L’A. poursuit ici ses travaux sur la pensée cartésienne, comprise à la lumière des textes scolastiques, en particulier ceux de Suárez et de Fonseca (Physiologia, voir BC XXVII, 3.1.50), et les présente en parallèle avec son étude sur les conceptions de l’âme dans l’aristotélisme tardif (celui des Coïmbrois, de Suárez et d’Arriaga ; cf. Life’s Form : Late Aristotelian Conceptions of the Soul, 2000). Il observe que le rejet cartésien des âmes végétative et sensitive issues d’Aristote et de la scolastique « n’est pas moins capital pour les sciences de la vie » que le rejet des formes, puissances et fins dans la physique cartésienne (p. XII). L’accent mis sur les recherches physiologiques de D. le conduit à se démarquer du mind-body problem, et à s’attacher aux thèmes du « principe de vie » réduit à la chaleur du cœur, de la complémentarité du Monde et de L’homme, de l’unité du corps et de l’union de l'âme au corps dans la pensée cartésienne.

L’étude repose sur des analyses bien informées et enrichies par des références aux textes scolastiques (manuels des Jésuites notamment).
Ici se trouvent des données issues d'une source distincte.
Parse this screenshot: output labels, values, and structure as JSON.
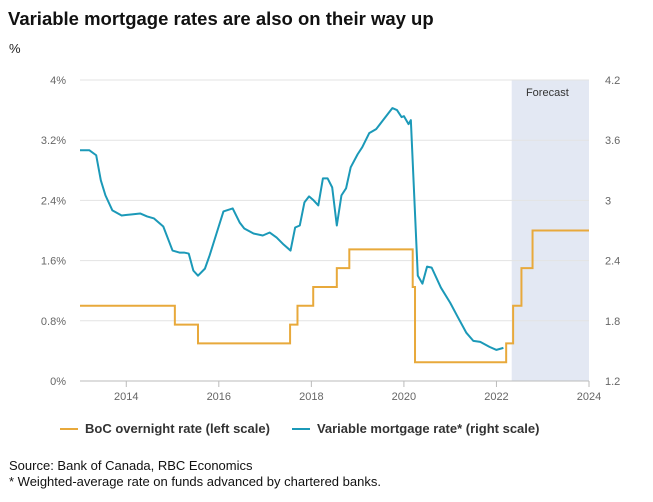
{
  "title": "Variable mortgage rates are also on their way up",
  "unit": "%",
  "colors": {
    "boc": "#E8A93B",
    "mortgage": "#1B99B8",
    "forecast_bg": "#E3E8F3",
    "grid": "#E3E3E3"
  },
  "legend": [
    {
      "label": "BoC overnight rate (left scale)",
      "color": "#E8A93B"
    },
    {
      "label": "Variable mortgage rate* (right scale)",
      "color": "#1B99B8"
    }
  ],
  "footer": {
    "source": "Source: Bank of Canada, RBC Economics",
    "note": " * Weighted-average rate on funds advanced by chartered banks."
  },
  "chart_data": {
    "type": "line",
    "title": "Variable mortgage rates are also on their way up",
    "ylabel": "%",
    "xlim": [
      2013.0,
      2024.0
    ],
    "x_ticks": [
      2014,
      2016,
      2018,
      2020,
      2022,
      2024
    ],
    "left_axis": {
      "ylim": [
        0,
        4
      ],
      "ticks": [
        "0%",
        "0.8%",
        "1.6%",
        "2.4%",
        "3.2%",
        "4%"
      ]
    },
    "right_axis": {
      "ylim": [
        1.2,
        4.2
      ],
      "ticks": [
        "1.2",
        "1.8",
        "2.4",
        "3",
        "3.6",
        "4.2"
      ]
    },
    "forecast": {
      "label": "Forecast",
      "start": 2022.33,
      "end": 2024.0
    },
    "grid": true,
    "legend_position": "bottom",
    "series": [
      {
        "name": "BoC overnight rate (left scale)",
        "axis": "left",
        "step": true,
        "x": [
          2013.0,
          2015.05,
          2015.55,
          2017.54,
          2017.7,
          2018.04,
          2018.55,
          2018.82,
          2020.19,
          2020.24,
          2022.21,
          2022.36,
          2022.45,
          2022.54,
          2022.62,
          2022.78,
          2024.0
        ],
        "y": [
          1.0,
          0.75,
          0.5,
          0.75,
          1.0,
          1.25,
          1.5,
          1.75,
          1.25,
          0.25,
          0.5,
          1.0,
          1.0,
          1.5,
          1.5,
          2.0,
          2.0
        ]
      },
      {
        "name": "Variable mortgage rate* (right scale)",
        "axis": "right",
        "x": [
          2013.0,
          2013.2,
          2013.35,
          2013.45,
          2013.55,
          2013.7,
          2013.9,
          2014.1,
          2014.3,
          2014.45,
          2014.6,
          2014.8,
          2015.0,
          2015.15,
          2015.25,
          2015.35,
          2015.45,
          2015.55,
          2015.7,
          2015.8,
          2015.95,
          2016.1,
          2016.3,
          2016.45,
          2016.55,
          2016.75,
          2016.95,
          2017.1,
          2017.25,
          2017.4,
          2017.55,
          2017.65,
          2017.75,
          2017.85,
          2017.95,
          2018.05,
          2018.15,
          2018.25,
          2018.35,
          2018.45,
          2018.55,
          2018.65,
          2018.75,
          2018.85,
          2019.0,
          2019.1,
          2019.25,
          2019.4,
          2019.55,
          2019.65,
          2019.75,
          2019.85,
          2019.95,
          2020.0,
          2020.1,
          2020.15,
          2020.3,
          2020.4,
          2020.5,
          2020.6,
          2020.8,
          2021.0,
          2021.15,
          2021.35,
          2021.5,
          2021.65,
          2021.85,
          2022.0,
          2022.15
        ],
        "y": [
          3.5,
          3.5,
          3.45,
          3.2,
          3.05,
          2.9,
          2.85,
          2.86,
          2.87,
          2.84,
          2.82,
          2.74,
          2.5,
          2.48,
          2.48,
          2.47,
          2.3,
          2.25,
          2.32,
          2.45,
          2.67,
          2.89,
          2.92,
          2.78,
          2.72,
          2.67,
          2.65,
          2.68,
          2.63,
          2.56,
          2.5,
          2.73,
          2.75,
          2.98,
          3.04,
          3.0,
          2.95,
          3.22,
          3.22,
          3.13,
          2.75,
          3.05,
          3.12,
          3.33,
          3.46,
          3.53,
          3.67,
          3.71,
          3.8,
          3.86,
          3.92,
          3.9,
          3.83,
          3.84,
          3.76,
          3.8,
          2.25,
          2.17,
          2.34,
          2.33,
          2.13,
          1.98,
          1.85,
          1.68,
          1.6,
          1.59,
          1.54,
          1.51,
          1.53
        ]
      }
    ]
  }
}
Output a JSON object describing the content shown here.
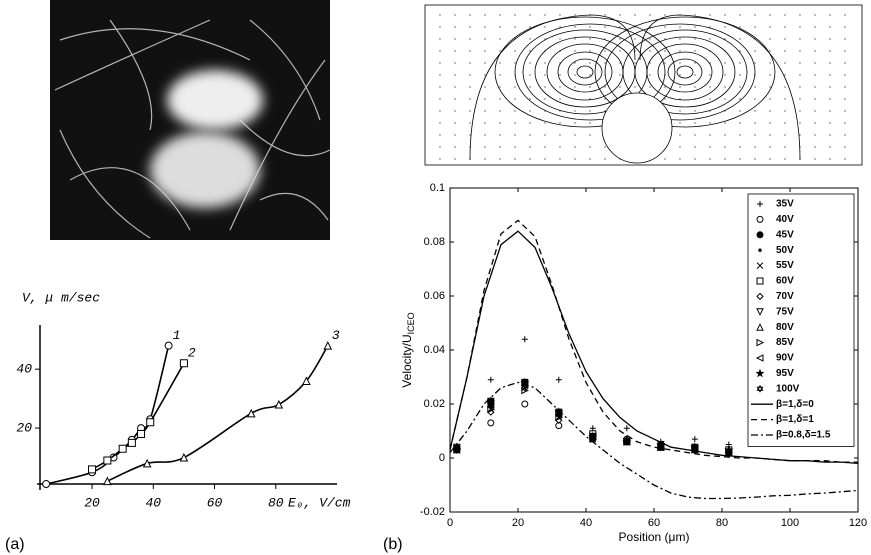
{
  "panel_labels": [
    "(a)",
    "(b)"
  ],
  "chart_data": [
    {
      "type": "line",
      "ylabel": "V, μ m/sec",
      "xlabel": "E₀, V/cm",
      "xlim": [
        3,
        100
      ],
      "ylim": [
        0,
        55
      ],
      "xticks": [
        20,
        40,
        60,
        80
      ],
      "yticks": [
        20,
        40
      ],
      "series": [
        {
          "name": "1",
          "marker": "circle",
          "color": "#000000",
          "x": [
            5,
            20,
            27,
            33,
            36,
            39,
            45
          ],
          "values": [
            1,
            5,
            10,
            16,
            20,
            23,
            48
          ]
        },
        {
          "name": "2",
          "marker": "square",
          "color": "#000000",
          "x": [
            20,
            25,
            30,
            33,
            36,
            39,
            50
          ],
          "values": [
            6,
            9,
            13,
            15,
            18,
            22,
            42
          ]
        },
        {
          "name": "3",
          "marker": "tri-up",
          "color": "#000000",
          "x": [
            25,
            38,
            50,
            72,
            81,
            90,
            97
          ],
          "values": [
            2,
            8,
            10,
            25,
            28,
            36,
            48
          ]
        }
      ]
    },
    {
      "type": "scatter",
      "xlabel": "Position (μm)",
      "ylabel": "Velocity/U",
      "ylabel_sub": "ICEO",
      "xlim": [
        0,
        120
      ],
      "ylim": [
        -0.02,
        0.1
      ],
      "xticks": [
        0,
        20,
        40,
        60,
        80,
        100,
        120
      ],
      "yticks": [
        -0.02,
        0,
        0.02,
        0.04,
        0.06,
        0.08,
        0.1
      ],
      "legend": "upper right",
      "x": [
        2,
        12,
        22,
        32,
        42,
        52,
        62,
        72,
        82
      ],
      "series": [
        {
          "name": "35V",
          "marker": "plus",
          "values": [
            0.004,
            0.029,
            0.044,
            0.029,
            0.011,
            0.011,
            0.006,
            0.007,
            0.005
          ]
        },
        {
          "name": "40V",
          "marker": "circle",
          "values": [
            0.003,
            0.013,
            0.02,
            0.012,
            0.007,
            0.007,
            0.004,
            0.003,
            0.002
          ]
        },
        {
          "name": "45V",
          "marker": "dot",
          "values": [
            0.003,
            0.021,
            0.028,
            0.017,
            0.008,
            0.006,
            0.005,
            0.004,
            0.002
          ]
        },
        {
          "name": "50V",
          "marker": "point",
          "values": [
            0.003,
            0.02,
            0.027,
            0.016,
            0.008,
            0.006,
            0.004,
            0.003,
            0.002
          ]
        },
        {
          "name": "55V",
          "marker": "x",
          "values": [
            0.004,
            0.018,
            0.026,
            0.015,
            0.007,
            0.006,
            0.004,
            0.003,
            0.002
          ]
        },
        {
          "name": "60V",
          "marker": "square",
          "values": [
            0.004,
            0.021,
            0.028,
            0.017,
            0.009,
            0.006,
            0.004,
            0.004,
            0.003
          ]
        },
        {
          "name": "70V",
          "marker": "diamond",
          "values": [
            0.003,
            0.017,
            0.026,
            0.014,
            0.007,
            0.006,
            0.004,
            0.003,
            0.002
          ]
        },
        {
          "name": "75V",
          "marker": "tri-down",
          "values": [
            0.003,
            0.019,
            0.027,
            0.016,
            0.008,
            0.006,
            0.005,
            0.003,
            0.002
          ]
        },
        {
          "name": "80V",
          "marker": "tri-up",
          "values": [
            0.004,
            0.02,
            0.028,
            0.017,
            0.008,
            0.007,
            0.004,
            0.004,
            0.003
          ]
        },
        {
          "name": "85V",
          "marker": "tri-right",
          "values": [
            0.003,
            0.018,
            0.025,
            0.015,
            0.007,
            0.006,
            0.004,
            0.003,
            0.002
          ]
        },
        {
          "name": "90V",
          "marker": "tri-left",
          "values": [
            0.003,
            0.019,
            0.027,
            0.016,
            0.008,
            0.006,
            0.004,
            0.003,
            0.002
          ]
        },
        {
          "name": "95V",
          "marker": "star",
          "values": [
            0.003,
            0.021,
            0.028,
            0.017,
            0.008,
            0.006,
            0.005,
            0.004,
            0.003
          ]
        },
        {
          "name": "100V",
          "marker": "hexstar",
          "values": [
            0.004,
            0.02,
            0.027,
            0.016,
            0.008,
            0.006,
            0.004,
            0.004,
            0.002
          ]
        }
      ],
      "lines": [
        {
          "name": "β=1,δ=0",
          "dash": "solid",
          "x": [
            0,
            5,
            10,
            15,
            20,
            25,
            30,
            35,
            40,
            45,
            50,
            55,
            60,
            65,
            70,
            75,
            80,
            85,
            90,
            95,
            100,
            105,
            110,
            115,
            120
          ],
          "values": [
            0.003,
            0.03,
            0.06,
            0.079,
            0.084,
            0.078,
            0.063,
            0.046,
            0.032,
            0.022,
            0.015,
            0.01,
            0.007,
            0.004,
            0.003,
            0.002,
            0.001,
            0.0005,
            0,
            -0.0005,
            -0.001,
            -0.001,
            -0.0015,
            -0.0015,
            -0.002
          ]
        },
        {
          "name": "β=1,δ=1",
          "dash": "dashed",
          "x": [
            0,
            5,
            10,
            15,
            20,
            25,
            30,
            35,
            40,
            45,
            50,
            55,
            60,
            65,
            70,
            75,
            80,
            85,
            90,
            95,
            100,
            105,
            110,
            115,
            120
          ],
          "values": [
            0.003,
            0.03,
            0.062,
            0.083,
            0.088,
            0.082,
            0.064,
            0.044,
            0.028,
            0.017,
            0.01,
            0.006,
            0.004,
            0.003,
            0.002,
            0.001,
            0.0005,
            0,
            0,
            -0.0005,
            -0.001,
            -0.001,
            -0.001,
            -0.0015,
            -0.0015
          ]
        },
        {
          "name": "β=0.8,δ=1.5",
          "dash": "dashdot",
          "x": [
            0,
            5,
            10,
            15,
            20,
            25,
            30,
            35,
            40,
            45,
            50,
            55,
            60,
            65,
            70,
            75,
            80,
            85,
            90,
            95,
            100,
            105,
            110,
            115,
            120
          ],
          "values": [
            0.002,
            0.01,
            0.02,
            0.026,
            0.028,
            0.026,
            0.02,
            0.014,
            0.008,
            0.003,
            -0.002,
            -0.006,
            -0.01,
            -0.013,
            -0.0145,
            -0.015,
            -0.015,
            -0.0148,
            -0.0145,
            -0.014,
            -0.0138,
            -0.0133,
            -0.013,
            -0.0125,
            -0.012
          ]
        }
      ]
    }
  ]
}
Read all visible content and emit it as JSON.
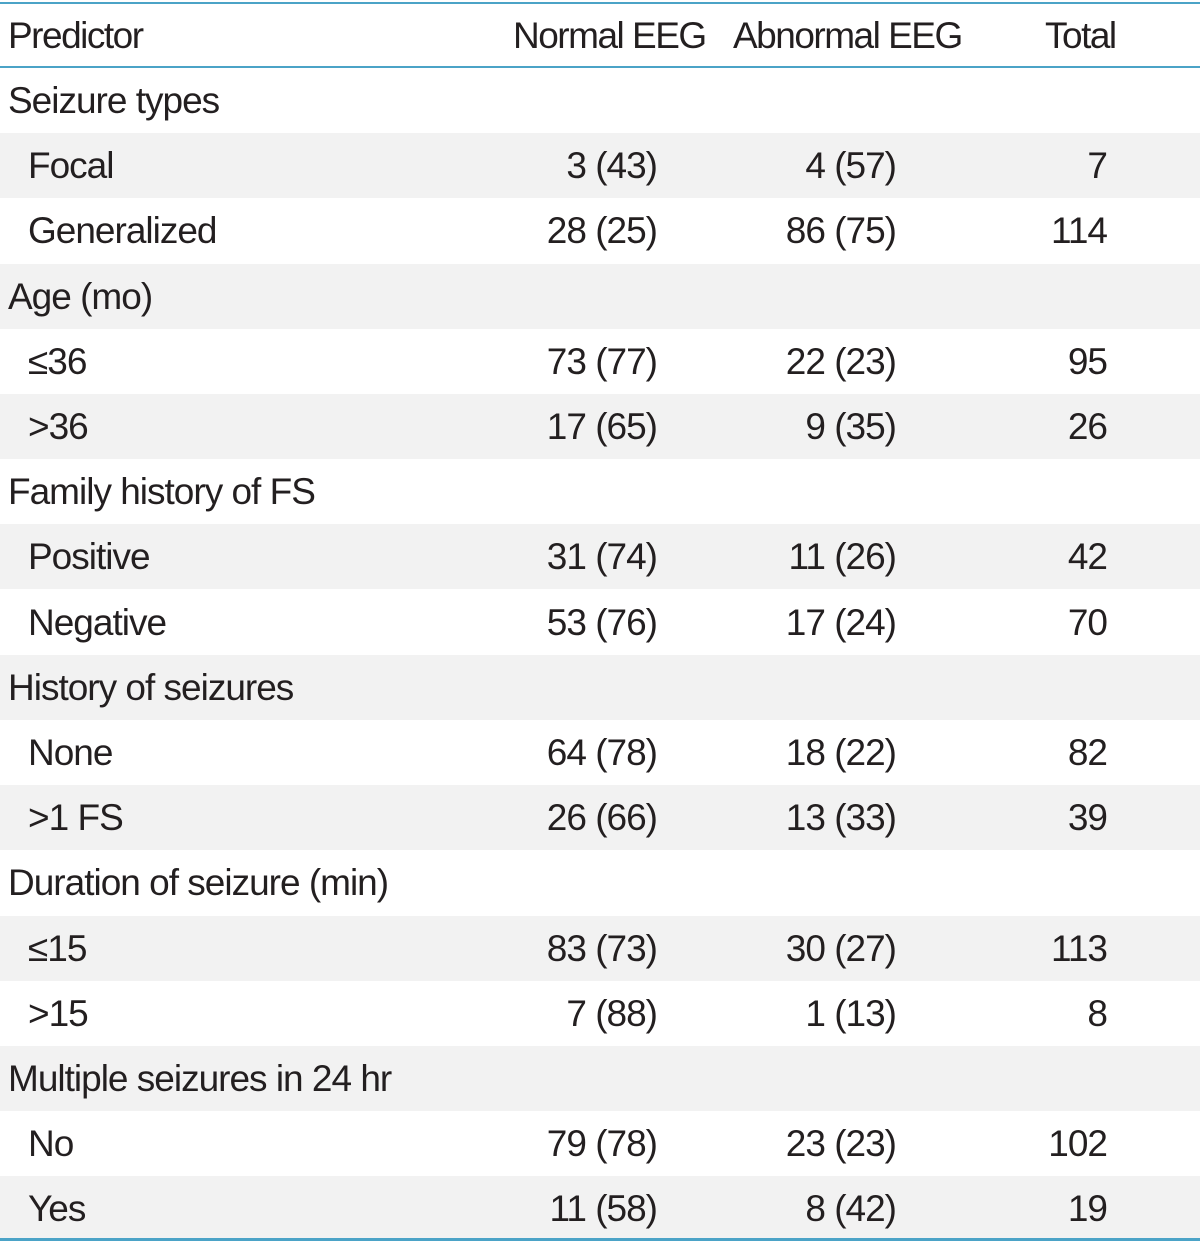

Cette contribution importante à la compréhension de D. in context, est agrémentée de façon pertinente par des gravures de machines, principalement empruntées à l’ingénieur et architecte S. de Caus, auteur en 1615 d’un traité sur Les raisons des forces mouvantes, avec diverses machines, tant utiles que plaisantes, réédité en 1624, où Baltrusaitis avait trouvé le modèle de l’automate hydraulique du traité de L’homme (cf. Anamorphoses, Paris, 1955, troisième éd. complétée, 1984). Dans l’ouvrage de S. de Caus, Des Chene a découvert une gravure et un problème éclairant l’hydrodynamique de la glande pinéale et des esprits animaux chez D. (p. 128-130).

Il s’agit d’un livre stimulant, qui, en une attitude assumée dès la préface (p. XII), n’accorde peut-être pas assez d’importance aux traités de médecine et d’anatomie consultés par D., qui abondent en comparaisons et analogies empruntées aux « machines ».